Раз уж он стал моим гамаком и я в нем удобно устроился, я мог раскачивать его сильнее, не церемонясь. Он медленно дышал в такт, отчего у меня скребло в ушах. Так завывают львы в клетках, вспоминая пустыню.
Зубы у него были белые, словно вылизанная собаками кость, а тело — особенное: властное, узловатое, тяжелое и нежное, в нем можно заблудиться. Я неустанно обшаривал его снова и снова. Но из робости не решался шептать древние непристойности, выражающие наслаждение. Он был так же нем, как и я, что вселяло еще больше смелости.
Я представить себе мог, как напрягутся его мышцы, когда он будет трахать меня. То были свободные и долгие движения, совершаемые бесхитростно, с равномерной силой. Малыш, которого грубо ебли в жопу, не смел даже подумать о боли. Она была невыносима, но значила для него так много, что он не мог от нее отказаться; с каждым толчком хуя ощущал он ее необходимость и пользу.
В гордости ли дело, в сдержанности или в опыте, но паренек подавлял стоны, изо всех сил прижимаясь к матросу.
Я провел пальцами по рельефным мышцам под кожей живота. Они сократились: матрос встал.

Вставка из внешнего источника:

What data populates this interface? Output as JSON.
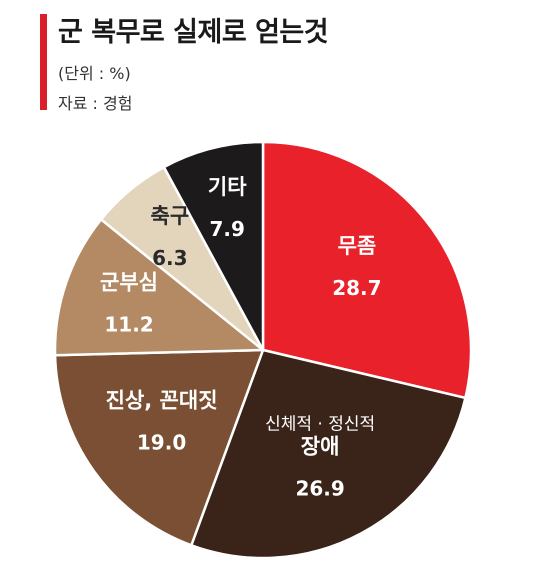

Он надел носки и сказал:
— У меня поезд.
— Это обязательно?
— Черт.
Встряхнув синий тельник, он натянул его, а затем оделся.
— Тебе некогда?
— Возможно.
— Неохота?
— Не в том дело.
— Останься до завтра.
— Не могу, если только…
— Если что?
Подумав, он заговорил обиняками. Я тоже задумался, прежде чем ответить:
— Мне очень хочется.
Он секунду посмотрел на меня и снова разделся.
Что-то я совсем забыл про другого мальчика, вашего блондинчика. Беда в том, что он слишком ранний. Краткий эпизод, запаситесь терпением.
Я бы ограничился утесами из предшествующей главы.
Парнишка гулял со мной по лесу, летним днем, там был ручей, горизонтальные плиты рыжеватого камня, где мы сделали привал. Уползающая змея. Ваш герой взял с собой детектив. Он почти не говорил, огорченный тем, что он со мной, с вами — вы ему надоели.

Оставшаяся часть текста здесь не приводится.